Jartz’s agricultural roots run deep. In addition to his childhood on a farm and current rural home, Jartz has been known to help at a friend’s dairy farm. He also served as emcee for the 70th Alice in Dairyland competition, held at Lambeau Field in 2017. And he announced the 2018 Dairy Cares Kickin’ It With The Cows Run/Walk, held in De Pere to benefit Children’s Hospital of Wisconsin.
Several times Jartz has emceed Breakfast on the Farm events during June Dairy Month and assisted at county fairs, not to mention various charitable endeavors. He also addressed the Waupaca County-based Woodland Badgers 4-H Club, of which he used to be a member. Recently he spoke at Farm Wisconsin Discovery Center in Manitowoc County as the inaugural presenter for its Breakfast at the Barn program.
And as a youngster Jartz showed cattle at the Waupaca County Fair, winning a blue ribbon with a Guernsey named Daisy.
Through it all, Jartz has noticed a common trait with people in agriculture.
“More than anything, they’re inherently optimistic,” he said. “I don’t think you can be in farming without being optimistic. Let’s face it, right now these aren’t real good times in the ag market. Commodities are down, you’ve got the tariff issues, the political issues. And even though you have better technology, better seeds, better genetics, there’s still so much they can’t control. Yet here they are, some of the most positive people around.”
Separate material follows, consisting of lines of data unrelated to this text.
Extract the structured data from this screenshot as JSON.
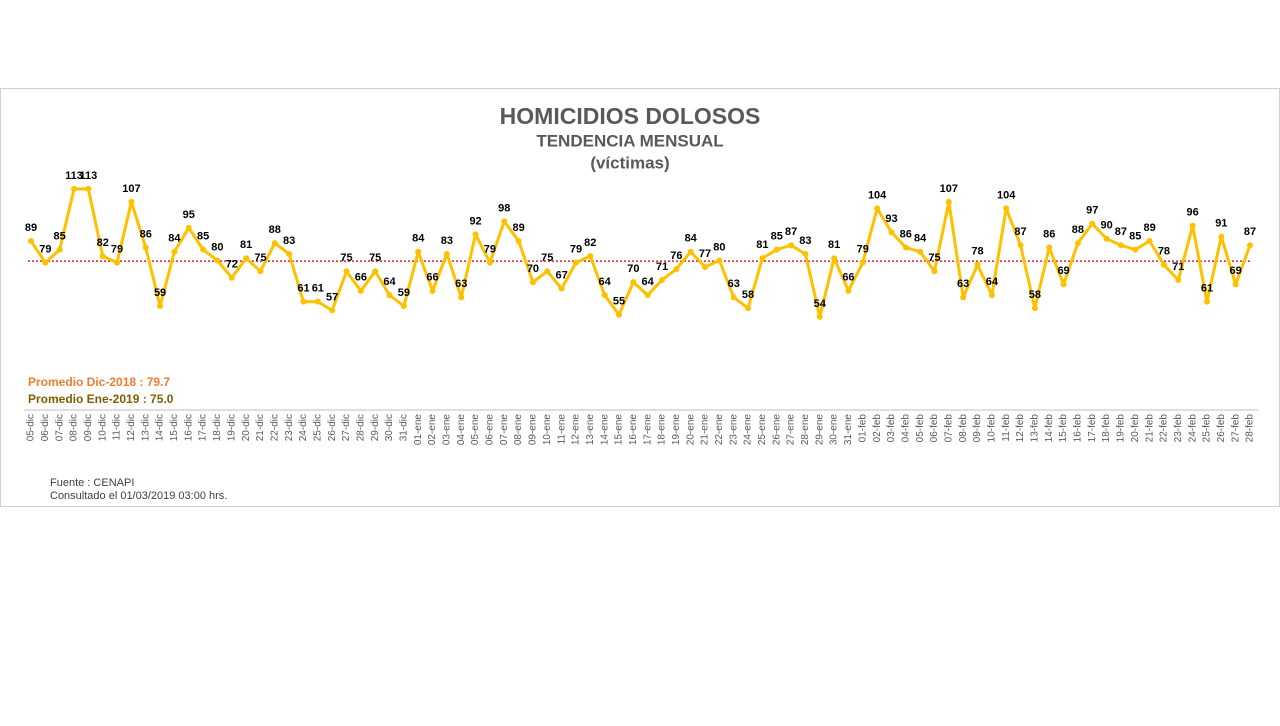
{
  "chart_data": {
    "type": "line",
    "title": "HOMICIDIOS DOLOSOS",
    "subtitle": "TENDENCIA MENSUAL",
    "subtitle2": "(víctimas)",
    "categories": [
      "05-dic",
      "06-dic",
      "07-dic",
      "08-dic",
      "09-dic",
      "10-dic",
      "11-dic",
      "12-dic",
      "13-dic",
      "14-dic",
      "15-dic",
      "16-dic",
      "17-dic",
      "18-dic",
      "19-dic",
      "20-dic",
      "21-dic",
      "22-dic",
      "23-dic",
      "24-dic",
      "25-dic",
      "26-dic",
      "27-dic",
      "28-dic",
      "29-dic",
      "30-dic",
      "31-dic",
      "01-ene",
      "02-ene",
      "03-ene",
      "04-ene",
      "05-ene",
      "06-ene",
      "07-ene",
      "08-ene",
      "09-ene",
      "10-ene",
      "11-ene",
      "12-ene",
      "13-ene",
      "14-ene",
      "15-ene",
      "16-ene",
      "17-ene",
      "18-ene",
      "19-ene",
      "20-ene",
      "21-ene",
      "22-ene",
      "23-ene",
      "24-ene",
      "25-ene",
      "26-ene",
      "27-ene",
      "28-ene",
      "29-ene",
      "30-ene",
      "31-ene",
      "01-feb",
      "02-feb",
      "03-feb",
      "04-feb",
      "05-feb",
      "06-feb",
      "07-feb",
      "08-feb",
      "09-feb",
      "10-feb",
      "11-feb",
      "12-feb",
      "13-feb",
      "14-feb",
      "15-feb",
      "16-feb",
      "17-feb",
      "18-feb",
      "19-feb",
      "20-feb",
      "21-feb",
      "22-feb",
      "23-feb",
      "24-feb",
      "25-feb",
      "26-feb",
      "27-feb",
      "28-feb"
    ],
    "values": [
      89,
      79,
      85,
      113,
      113,
      82,
      79,
      107,
      86,
      59,
      84,
      95,
      85,
      80,
      72,
      81,
      75,
      88,
      83,
      61,
      61,
      57,
      75,
      66,
      75,
      64,
      59,
      84,
      66,
      83,
      63,
      92,
      79,
      98,
      89,
      70,
      75,
      67,
      79,
      82,
      64,
      55,
      70,
      64,
      71,
      76,
      84,
      77,
      80,
      63,
      58,
      81,
      85,
      87,
      83,
      54,
      81,
      66,
      79,
      104,
      93,
      86,
      84,
      75,
      107,
      63,
      78,
      64,
      104,
      87,
      58,
      86,
      69,
      88,
      97,
      90,
      87,
      85,
      89,
      78,
      71,
      96,
      61,
      91,
      69,
      87
    ],
    "color": "#ffc000",
    "ylim": [
      0,
      130
    ],
    "reference_line": 79.7,
    "reference_color": "#e02020",
    "annotations": [
      {
        "text": "Promedio Dic-2018  : 79.7",
        "color": "#ed7d31"
      },
      {
        "text": "Promedio Ene-2019 : 75.0",
        "color": "#7f6000"
      }
    ],
    "source": "Fuente : CENAPI",
    "consulted": "Consultado el 01/03/2019  03:00 hrs."
  }
}
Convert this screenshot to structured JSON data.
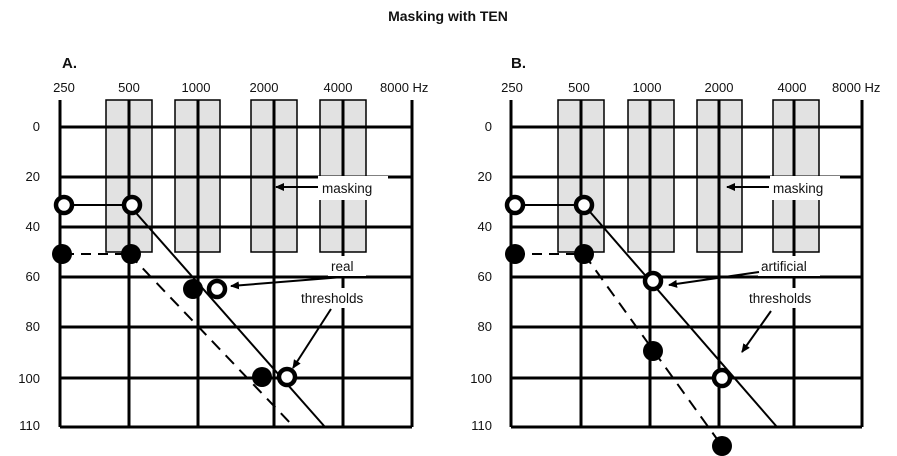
{
  "title": "Masking with TEN",
  "freq_labels": [
    "250",
    "500",
    "1000",
    "2000",
    "4000",
    "8000 Hz"
  ],
  "db_labels": [
    "0",
    "20",
    "40",
    "60",
    "80",
    "100",
    "110"
  ],
  "panels": [
    {
      "label": "A.",
      "annotations": {
        "masking": "masking",
        "real": "real",
        "thresholds": "thresholds"
      }
    },
    {
      "label": "B.",
      "annotations": {
        "masking": "masking",
        "artificial": "artificial",
        "thresholds": "thresholds"
      }
    }
  ],
  "colors": {
    "band_fill": "#e2e2e2",
    "ink": "#000000"
  }
}
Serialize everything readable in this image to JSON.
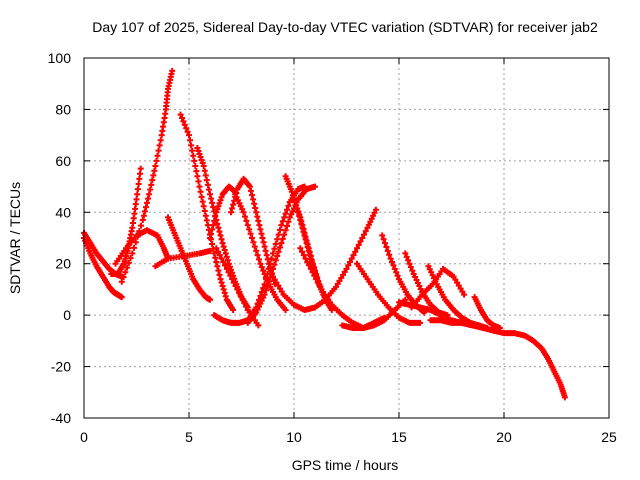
{
  "chart_data": {
    "type": "scatter",
    "title": "Day 107 of 2025, Sidereal Day-to-day VTEC variation (SDTVAR) for receiver jab2",
    "xlabel": "GPS time / hours",
    "ylabel": "SDTVAR / TECUs",
    "xlim": [
      0,
      25
    ],
    "ylim": [
      -40,
      100
    ],
    "xticks": [
      0,
      5,
      10,
      15,
      20,
      25
    ],
    "yticks": [
      -40,
      -20,
      0,
      20,
      40,
      60,
      80,
      100
    ],
    "xtick_labels": [
      "0",
      "5",
      "10",
      "15",
      "20",
      "25"
    ],
    "ytick_labels": [
      "-40",
      "-20",
      "0",
      "20",
      "40",
      "60",
      "80",
      "100"
    ],
    "grid": true,
    "legend": "none",
    "marker": "plus",
    "series_color": "#ff0000",
    "series": [
      {
        "x": [
          0,
          0.3,
          0.6,
          0.9,
          1.2,
          1.5,
          1.8
        ],
        "y": [
          32,
          28,
          24,
          21,
          18,
          16,
          15
        ]
      },
      {
        "x": [
          0,
          0.3,
          0.6,
          0.9,
          1.2,
          1.4,
          1.6,
          1.8
        ],
        "y": [
          30,
          24,
          19,
          15,
          11,
          9,
          8,
          7
        ]
      },
      {
        "x": [
          1.3,
          1.6,
          1.9,
          2.1,
          2.3,
          2.5,
          2.7
        ],
        "y": [
          16,
          16,
          20,
          26,
          34,
          45,
          57
        ]
      },
      {
        "x": [
          1.5,
          2.0,
          2.5,
          3.0,
          3.5,
          3.8,
          4.0
        ],
        "y": [
          20,
          26,
          31,
          33,
          31,
          26,
          22
        ]
      },
      {
        "x": [
          1.8,
          2.3,
          2.8,
          3.1,
          3.4,
          3.7,
          3.9,
          4.0,
          4.2
        ],
        "y": [
          13,
          24,
          37,
          47,
          58,
          70,
          80,
          88,
          95
        ]
      },
      {
        "x": [
          3.4,
          4.0,
          4.8,
          5.5,
          6.0
        ],
        "y": [
          19,
          22,
          23,
          24,
          25
        ]
      },
      {
        "x": [
          4.0,
          4.3,
          4.6,
          4.9,
          5.2,
          5.5,
          5.8,
          6.0
        ],
        "y": [
          38,
          32,
          26,
          20,
          14,
          10,
          7,
          6
        ]
      },
      {
        "x": [
          4.6,
          5.0,
          5.3,
          5.6,
          5.9,
          6.2,
          6.5,
          6.8,
          7.1
        ],
        "y": [
          78,
          70,
          58,
          46,
          35,
          24,
          14,
          6,
          2
        ]
      },
      {
        "x": [
          5.4,
          5.7,
          6.0,
          6.3,
          6.6,
          6.9,
          7.2,
          7.5,
          7.8
        ],
        "y": [
          65,
          58,
          47,
          37,
          28,
          20,
          13,
          7,
          3
        ]
      },
      {
        "x": [
          6.0,
          6.3,
          6.6,
          6.9,
          7.2
        ],
        "y": [
          30,
          40,
          47,
          50,
          48
        ]
      },
      {
        "x": [
          7.0,
          7.3,
          7.6,
          7.9,
          8.2,
          8.5,
          8.8,
          9.1
        ],
        "y": [
          40,
          49,
          53,
          50,
          40,
          30,
          20,
          12
        ]
      },
      {
        "x": [
          6.3,
          6.8,
          7.3,
          7.8,
          8.3
        ],
        "y": [
          26,
          18,
          10,
          2,
          -4
        ]
      },
      {
        "x": [
          7.2,
          7.6,
          8.0,
          8.4,
          8.8,
          9.2,
          9.6
        ],
        "y": [
          47,
          40,
          30,
          20,
          12,
          6,
          2
        ]
      },
      {
        "x": [
          6.2,
          6.6,
          7.0,
          7.4,
          7.8,
          8.2,
          8.6,
          9.0,
          9.4,
          9.8,
          10.2,
          10.5
        ],
        "y": [
          0,
          -2,
          -3,
          -3,
          -2,
          3,
          12,
          24,
          35,
          44,
          49,
          50
        ]
      },
      {
        "x": [
          7.8,
          8.2,
          8.6,
          9.0,
          9.4,
          9.8,
          10.2,
          10.6,
          11.0
        ],
        "y": [
          -3,
          1,
          8,
          18,
          28,
          38,
          45,
          49,
          50
        ]
      },
      {
        "x": [
          9.6,
          9.9,
          10.2,
          10.5,
          10.8,
          11.1,
          11.4,
          11.7
        ],
        "y": [
          54,
          48,
          40,
          31,
          22,
          14,
          8,
          4
        ]
      },
      {
        "x": [
          10.0,
          10.3,
          10.6,
          10.9,
          11.2,
          11.5,
          11.8
        ],
        "y": [
          45,
          38,
          29,
          20,
          12,
          6,
          2
        ]
      },
      {
        "x": [
          9.0,
          9.5,
          10.0,
          10.5,
          11.0,
          11.5,
          12.0,
          12.5,
          13.0,
          13.5,
          13.9
        ],
        "y": [
          15,
          8,
          4,
          2,
          3,
          6,
          11,
          18,
          26,
          34,
          41
        ]
      },
      {
        "x": [
          10.3,
          10.8,
          11.3,
          11.8,
          12.3,
          12.8,
          13.3,
          13.8,
          14.3,
          14.8,
          15.3
        ],
        "y": [
          26,
          18,
          10,
          4,
          0,
          -3,
          -5,
          -4,
          -2,
          2,
          6
        ]
      },
      {
        "x": [
          12.3,
          12.8,
          13.3,
          13.8,
          14.3
        ],
        "y": [
          -4,
          -5,
          -5,
          -3,
          -1
        ]
      },
      {
        "x": [
          13.0,
          13.5,
          14.0,
          14.5,
          15.0,
          15.5,
          16.0
        ],
        "y": [
          20,
          14,
          8,
          3,
          -1,
          -3,
          -3
        ]
      },
      {
        "x": [
          14.2,
          14.6,
          15.0,
          15.4,
          15.8,
          16.2
        ],
        "y": [
          31,
          22,
          14,
          8,
          4,
          1
        ]
      },
      {
        "x": [
          15.3,
          15.7,
          16.1,
          16.5,
          16.9,
          17.3
        ],
        "y": [
          24,
          16,
          9,
          4,
          1,
          0
        ]
      },
      {
        "x": [
          15.0,
          15.5,
          16.0,
          16.5,
          17.0,
          17.5,
          18.0,
          18.5
        ],
        "y": [
          5,
          4,
          3,
          2,
          0,
          -2,
          -3,
          -4
        ]
      },
      {
        "x": [
          15.6,
          16.1,
          16.6,
          17.1,
          17.6,
          18.1
        ],
        "y": [
          3,
          8,
          12,
          18,
          15,
          8
        ]
      },
      {
        "x": [
          16.4,
          16.8,
          17.2,
          17.6,
          18.0,
          18.4,
          18.8,
          19.2
        ],
        "y": [
          19,
          12,
          6,
          2,
          -1,
          -3,
          -4,
          -5
        ]
      },
      {
        "x": [
          16.5,
          17.0,
          17.5,
          18.0,
          18.5,
          19.0,
          19.5
        ],
        "y": [
          -2,
          -2,
          -3,
          -3,
          -4,
          -5,
          -6
        ]
      },
      {
        "x": [
          18.6,
          18.9,
          19.2,
          19.5,
          19.8
        ],
        "y": [
          7,
          2,
          -2,
          -4,
          -5
        ]
      },
      {
        "x": [
          19.5,
          20.0,
          20.5,
          21.0,
          21.4,
          21.8,
          22.1,
          22.4,
          22.7,
          22.9
        ],
        "y": [
          -6,
          -7,
          -7,
          -8,
          -10,
          -13,
          -17,
          -22,
          -27,
          -32
        ]
      }
    ]
  }
}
It didn’t take long for Mary to notice that too. Although she grew up near Milwaukee with no agricultural background, she quickly developed an appreciation for farming.
That interest factored heavily into the couple’s decision to move to Maribel, a rural community about 25 minutes southeast of Green Bay.
“When we looked for a place in the country, it was important to both of us to find a community that was still actively farming,” she said. “The traditions and values of family farms are the backbone of our state, and Bill shares that hard-working, community-focused attitude.
“Bill was able to really get back to his roots and garden with a passion, have room for his tractors, and be a steward of the land. As for me, I love flower gardening, so we work those blooms in between the rows of beets and potatoes.”
Jartz sees another characteristic common among those in agriculture.
“The neat thing about agriculture, and I knew this very early in my life, is the teamwork that’s involved,” he said, recollecting when the Clintonville community united in the wake of a barn fire. “Everybody came together out there and pounded boards and took care of the cattle and helped with the hay while all this stuff was going on. It was like teamwork in sports.
“That’s the great thing about agriculture — how people come together.”